Oui, mais pour prendre l’exemple de la Russie, on ne peut pas l’empêcher de faire ce qu’elle a envie de faire. D’abord, car on n’est pas sur le même terrain : Moscou fait de la propagande basée sur des mensonges, des inventions. Ils prétendent que des soldats Français extrairaient l’or du Sahel et l’enverraient dans leur pays. Ou que les militaires de l’opération Barkhane aidaient en réalité les djihadistes au lieu de les combattre… La France ne peut pas s’engager sur un terrain de mensonges et d’inventions comme celui-ci.

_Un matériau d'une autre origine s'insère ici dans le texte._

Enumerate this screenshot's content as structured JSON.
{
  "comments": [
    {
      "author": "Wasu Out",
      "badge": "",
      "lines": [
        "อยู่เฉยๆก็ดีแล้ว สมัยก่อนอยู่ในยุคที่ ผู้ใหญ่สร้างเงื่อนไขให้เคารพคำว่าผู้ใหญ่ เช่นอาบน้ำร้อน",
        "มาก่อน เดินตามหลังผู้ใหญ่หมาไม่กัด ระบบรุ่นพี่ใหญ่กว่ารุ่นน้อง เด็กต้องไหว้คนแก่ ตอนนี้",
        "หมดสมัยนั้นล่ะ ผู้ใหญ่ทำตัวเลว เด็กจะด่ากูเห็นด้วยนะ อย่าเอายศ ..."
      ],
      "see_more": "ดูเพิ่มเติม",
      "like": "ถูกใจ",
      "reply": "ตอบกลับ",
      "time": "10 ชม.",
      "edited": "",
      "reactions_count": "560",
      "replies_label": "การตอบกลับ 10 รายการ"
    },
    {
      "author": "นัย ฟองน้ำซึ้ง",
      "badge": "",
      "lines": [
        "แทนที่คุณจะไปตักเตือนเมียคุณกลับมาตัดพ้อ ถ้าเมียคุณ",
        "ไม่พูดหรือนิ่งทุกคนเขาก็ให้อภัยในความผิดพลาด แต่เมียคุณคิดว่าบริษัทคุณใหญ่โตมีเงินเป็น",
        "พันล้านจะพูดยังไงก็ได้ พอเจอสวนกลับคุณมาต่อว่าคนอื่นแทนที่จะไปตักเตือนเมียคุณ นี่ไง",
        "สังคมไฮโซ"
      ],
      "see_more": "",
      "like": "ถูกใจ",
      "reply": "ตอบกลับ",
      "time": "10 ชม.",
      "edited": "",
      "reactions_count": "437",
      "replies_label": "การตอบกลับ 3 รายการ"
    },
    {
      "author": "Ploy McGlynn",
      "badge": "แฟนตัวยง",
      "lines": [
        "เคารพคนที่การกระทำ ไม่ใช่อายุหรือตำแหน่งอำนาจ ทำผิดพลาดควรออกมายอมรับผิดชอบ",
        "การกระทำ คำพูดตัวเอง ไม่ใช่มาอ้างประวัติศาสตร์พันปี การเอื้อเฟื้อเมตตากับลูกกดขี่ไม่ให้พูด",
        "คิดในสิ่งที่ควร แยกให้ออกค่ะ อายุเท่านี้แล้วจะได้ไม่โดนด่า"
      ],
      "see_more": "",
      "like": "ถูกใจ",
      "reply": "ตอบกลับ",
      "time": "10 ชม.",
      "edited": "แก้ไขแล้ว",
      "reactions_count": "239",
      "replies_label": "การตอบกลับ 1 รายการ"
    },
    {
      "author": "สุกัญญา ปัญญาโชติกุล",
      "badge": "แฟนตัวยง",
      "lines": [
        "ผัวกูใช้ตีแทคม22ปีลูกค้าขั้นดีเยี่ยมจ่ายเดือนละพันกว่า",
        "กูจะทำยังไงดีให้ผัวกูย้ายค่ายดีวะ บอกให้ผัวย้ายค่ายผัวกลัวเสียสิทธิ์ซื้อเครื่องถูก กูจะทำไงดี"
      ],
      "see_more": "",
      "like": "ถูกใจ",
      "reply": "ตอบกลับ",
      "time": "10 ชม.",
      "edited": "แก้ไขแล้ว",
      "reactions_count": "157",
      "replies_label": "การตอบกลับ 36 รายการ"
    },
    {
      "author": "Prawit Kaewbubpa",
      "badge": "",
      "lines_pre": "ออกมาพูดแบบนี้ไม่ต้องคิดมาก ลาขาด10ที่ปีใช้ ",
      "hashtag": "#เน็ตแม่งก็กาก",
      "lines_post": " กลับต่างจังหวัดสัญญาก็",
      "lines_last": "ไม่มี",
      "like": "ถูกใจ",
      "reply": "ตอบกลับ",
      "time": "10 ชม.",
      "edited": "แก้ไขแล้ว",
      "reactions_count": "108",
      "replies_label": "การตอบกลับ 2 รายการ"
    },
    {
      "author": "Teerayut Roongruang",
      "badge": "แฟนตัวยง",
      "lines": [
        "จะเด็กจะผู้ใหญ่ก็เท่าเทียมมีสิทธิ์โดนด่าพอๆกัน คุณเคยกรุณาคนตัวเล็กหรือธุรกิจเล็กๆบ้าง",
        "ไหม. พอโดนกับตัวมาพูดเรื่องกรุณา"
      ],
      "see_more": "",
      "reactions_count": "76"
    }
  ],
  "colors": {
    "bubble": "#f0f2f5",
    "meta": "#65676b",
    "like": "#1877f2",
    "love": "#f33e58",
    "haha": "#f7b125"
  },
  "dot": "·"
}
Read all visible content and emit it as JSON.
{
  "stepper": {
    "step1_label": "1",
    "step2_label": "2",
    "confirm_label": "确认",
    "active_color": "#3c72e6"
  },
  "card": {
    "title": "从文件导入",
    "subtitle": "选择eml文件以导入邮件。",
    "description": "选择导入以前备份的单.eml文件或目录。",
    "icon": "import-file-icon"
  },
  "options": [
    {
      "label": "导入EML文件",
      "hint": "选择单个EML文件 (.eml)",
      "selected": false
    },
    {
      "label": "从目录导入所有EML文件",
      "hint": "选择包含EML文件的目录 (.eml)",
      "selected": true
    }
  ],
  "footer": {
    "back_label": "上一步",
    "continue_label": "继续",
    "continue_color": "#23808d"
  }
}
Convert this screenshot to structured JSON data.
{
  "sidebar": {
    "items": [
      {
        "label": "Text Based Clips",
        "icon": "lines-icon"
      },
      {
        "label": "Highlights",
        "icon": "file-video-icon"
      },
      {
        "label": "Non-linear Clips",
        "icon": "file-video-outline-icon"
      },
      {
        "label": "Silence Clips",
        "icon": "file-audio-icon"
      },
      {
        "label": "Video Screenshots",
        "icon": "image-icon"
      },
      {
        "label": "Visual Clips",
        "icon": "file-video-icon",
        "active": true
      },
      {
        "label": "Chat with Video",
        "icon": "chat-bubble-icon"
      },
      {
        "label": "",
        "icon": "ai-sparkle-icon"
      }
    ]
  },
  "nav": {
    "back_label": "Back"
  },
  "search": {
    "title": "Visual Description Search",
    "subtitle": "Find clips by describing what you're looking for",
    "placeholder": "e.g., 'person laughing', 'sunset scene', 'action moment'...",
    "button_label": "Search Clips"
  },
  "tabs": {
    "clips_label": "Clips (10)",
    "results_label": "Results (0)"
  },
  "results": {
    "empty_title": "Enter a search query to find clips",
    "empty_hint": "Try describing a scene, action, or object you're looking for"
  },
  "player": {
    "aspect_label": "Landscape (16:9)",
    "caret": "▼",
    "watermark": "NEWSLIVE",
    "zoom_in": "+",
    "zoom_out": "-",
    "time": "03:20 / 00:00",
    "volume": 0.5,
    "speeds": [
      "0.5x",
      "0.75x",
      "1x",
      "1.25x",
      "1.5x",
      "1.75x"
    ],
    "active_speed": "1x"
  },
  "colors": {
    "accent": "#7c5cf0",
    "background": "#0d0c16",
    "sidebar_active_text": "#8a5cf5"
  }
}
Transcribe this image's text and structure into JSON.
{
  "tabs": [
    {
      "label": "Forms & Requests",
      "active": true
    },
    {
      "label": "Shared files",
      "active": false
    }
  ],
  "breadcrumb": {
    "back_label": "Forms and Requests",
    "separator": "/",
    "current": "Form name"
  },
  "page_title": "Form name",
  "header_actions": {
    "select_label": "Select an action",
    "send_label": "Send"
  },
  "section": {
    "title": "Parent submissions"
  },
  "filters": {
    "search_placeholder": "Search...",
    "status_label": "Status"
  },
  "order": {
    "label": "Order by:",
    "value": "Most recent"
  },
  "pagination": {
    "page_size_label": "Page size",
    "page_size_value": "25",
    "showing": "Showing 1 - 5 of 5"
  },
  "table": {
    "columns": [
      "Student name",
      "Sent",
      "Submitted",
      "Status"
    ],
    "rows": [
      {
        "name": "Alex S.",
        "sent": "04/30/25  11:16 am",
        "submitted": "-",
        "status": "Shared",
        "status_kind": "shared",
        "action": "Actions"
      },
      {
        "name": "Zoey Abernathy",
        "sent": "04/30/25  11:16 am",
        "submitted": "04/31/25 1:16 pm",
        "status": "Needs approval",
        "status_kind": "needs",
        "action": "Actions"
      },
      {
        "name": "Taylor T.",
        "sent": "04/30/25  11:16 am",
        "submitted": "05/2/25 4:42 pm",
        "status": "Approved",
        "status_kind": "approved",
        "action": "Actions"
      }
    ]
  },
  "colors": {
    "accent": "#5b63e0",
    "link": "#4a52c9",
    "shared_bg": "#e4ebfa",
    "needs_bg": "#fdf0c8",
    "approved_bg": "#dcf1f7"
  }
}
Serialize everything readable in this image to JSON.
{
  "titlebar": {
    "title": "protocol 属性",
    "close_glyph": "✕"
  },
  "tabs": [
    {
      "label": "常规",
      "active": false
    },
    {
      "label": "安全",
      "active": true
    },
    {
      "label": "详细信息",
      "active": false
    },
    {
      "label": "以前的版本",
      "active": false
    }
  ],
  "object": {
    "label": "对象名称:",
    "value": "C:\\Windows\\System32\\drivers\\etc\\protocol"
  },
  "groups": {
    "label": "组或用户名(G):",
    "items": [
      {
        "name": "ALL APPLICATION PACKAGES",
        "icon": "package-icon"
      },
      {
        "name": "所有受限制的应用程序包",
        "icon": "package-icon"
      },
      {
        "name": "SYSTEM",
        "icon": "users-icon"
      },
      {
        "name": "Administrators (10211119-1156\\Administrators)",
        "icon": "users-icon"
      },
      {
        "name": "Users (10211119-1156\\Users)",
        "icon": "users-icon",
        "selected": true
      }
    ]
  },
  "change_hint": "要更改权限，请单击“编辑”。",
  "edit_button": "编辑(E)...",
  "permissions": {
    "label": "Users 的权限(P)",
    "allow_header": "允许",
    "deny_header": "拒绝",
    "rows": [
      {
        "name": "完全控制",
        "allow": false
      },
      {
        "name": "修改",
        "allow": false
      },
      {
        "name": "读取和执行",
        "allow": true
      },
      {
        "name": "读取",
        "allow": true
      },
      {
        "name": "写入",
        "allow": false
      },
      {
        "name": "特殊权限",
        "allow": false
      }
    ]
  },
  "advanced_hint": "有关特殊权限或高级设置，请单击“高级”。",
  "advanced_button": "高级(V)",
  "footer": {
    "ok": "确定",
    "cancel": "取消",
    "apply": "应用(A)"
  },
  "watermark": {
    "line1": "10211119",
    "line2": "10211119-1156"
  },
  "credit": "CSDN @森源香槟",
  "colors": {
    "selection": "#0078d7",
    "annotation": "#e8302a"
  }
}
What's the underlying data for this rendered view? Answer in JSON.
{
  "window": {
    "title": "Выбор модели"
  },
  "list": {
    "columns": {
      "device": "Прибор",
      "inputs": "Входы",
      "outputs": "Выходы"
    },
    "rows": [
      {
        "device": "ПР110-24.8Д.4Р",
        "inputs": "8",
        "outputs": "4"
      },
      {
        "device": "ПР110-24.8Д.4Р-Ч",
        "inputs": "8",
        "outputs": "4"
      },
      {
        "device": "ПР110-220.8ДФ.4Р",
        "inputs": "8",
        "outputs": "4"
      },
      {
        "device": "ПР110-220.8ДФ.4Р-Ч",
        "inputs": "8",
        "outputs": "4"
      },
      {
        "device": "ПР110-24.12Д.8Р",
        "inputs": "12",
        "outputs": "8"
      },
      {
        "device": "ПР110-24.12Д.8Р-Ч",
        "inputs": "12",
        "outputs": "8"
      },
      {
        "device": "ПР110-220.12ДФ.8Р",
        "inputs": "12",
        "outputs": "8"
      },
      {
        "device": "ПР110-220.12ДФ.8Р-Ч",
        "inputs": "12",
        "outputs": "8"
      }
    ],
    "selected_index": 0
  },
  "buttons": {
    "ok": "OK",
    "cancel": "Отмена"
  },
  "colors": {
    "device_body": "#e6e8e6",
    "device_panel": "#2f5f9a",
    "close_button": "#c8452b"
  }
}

Or, le lecteur ou l’auditeur africain ne peut pas savoir qui a raison entre la vérité et le mensonge. Donc, il a tendance à croire ce qui rejoint le plus ses intuitions – c’est-à-dire, souvent, que l’ancienne puissance coloniale continue de piller, d’exploiter, de dominer… Le fondement de la propagande russe est basé sur cette idée de la France. Mais celle-ci est assez ancrée dans l’imaginaire populaire en Afrique, donc les Russes l’exploitent sur ce terrain propice. […] L’idée que la stabilité du Sahel est favorable à la France et à l’Europe ne leur semble pas évidente.